Mathworld's discussion of the Gamma function has the pleasant formula:
$$ \frac{\Gamma(\frac{1}{24})\Gamma(\frac{11}{24})}{\Gamma(\frac{5}{24})\Gamma(\frac{7}{24})} = \sqrt{3}\cdot \sqrt{2 + \sqrt{3}} $$
This may have been computed algorithmically, according to the page.

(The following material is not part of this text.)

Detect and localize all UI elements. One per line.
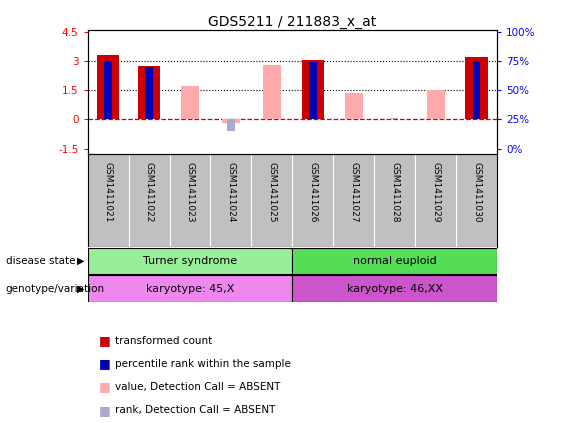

So I ask how one might derive this?
My immediate thought was to look at $(\mathbb{Z}/24\mathbb{Z})^\times = \big( \{ 1,5,7,11 \big| 13, 17, 19 , 23 \}, \times \big)$ where $1,5,7,11$ are relatively prime to 24. And the other half?
We could try to use the mirror formula $$ \Gamma(z) \Gamma(1-z) = \frac{\pi}{\sin(\pi z)} $$ or the Euler beta integral but nothing has come up yet: $$ \int_0^1 x^a (1-x)^b \, dx = \frac{\Gamma(a) \Gamma(b)}{\Gamma(a+b)} $$
I am lucky the period integral of some Riemann surface will be the ratio of Gamma functions: $$ \int_0^1 (x - a)^{1/12} (x - 0)^{11/12} (x - 1)^{-5/12} (x - d)^{-7/12} \, dx $$ these integrals appear in the theory of hypergeometric function
In light of comments, I found a paper of Benedict Gross and the paper of Selberg and Chowla
$$ F( \tfrac{1}{4},\tfrac{1}{4};1;\tfrac{1}{64}) = \sqrt{\frac{2}{7\pi}} \times \left[\frac{ \Gamma(\frac{1}{7})\Gamma(\frac{2}{7})\Gamma(\frac{4}{7}) }{ \Gamma(\frac{3}{7})\Gamma(\frac{5}{7})\Gamma(\frac{6}{7}) }\right]^{1/2} $$
so in our case we are looking at quadratic residues mod 12. However, however it does not tell us that LHS evaluates to RHS.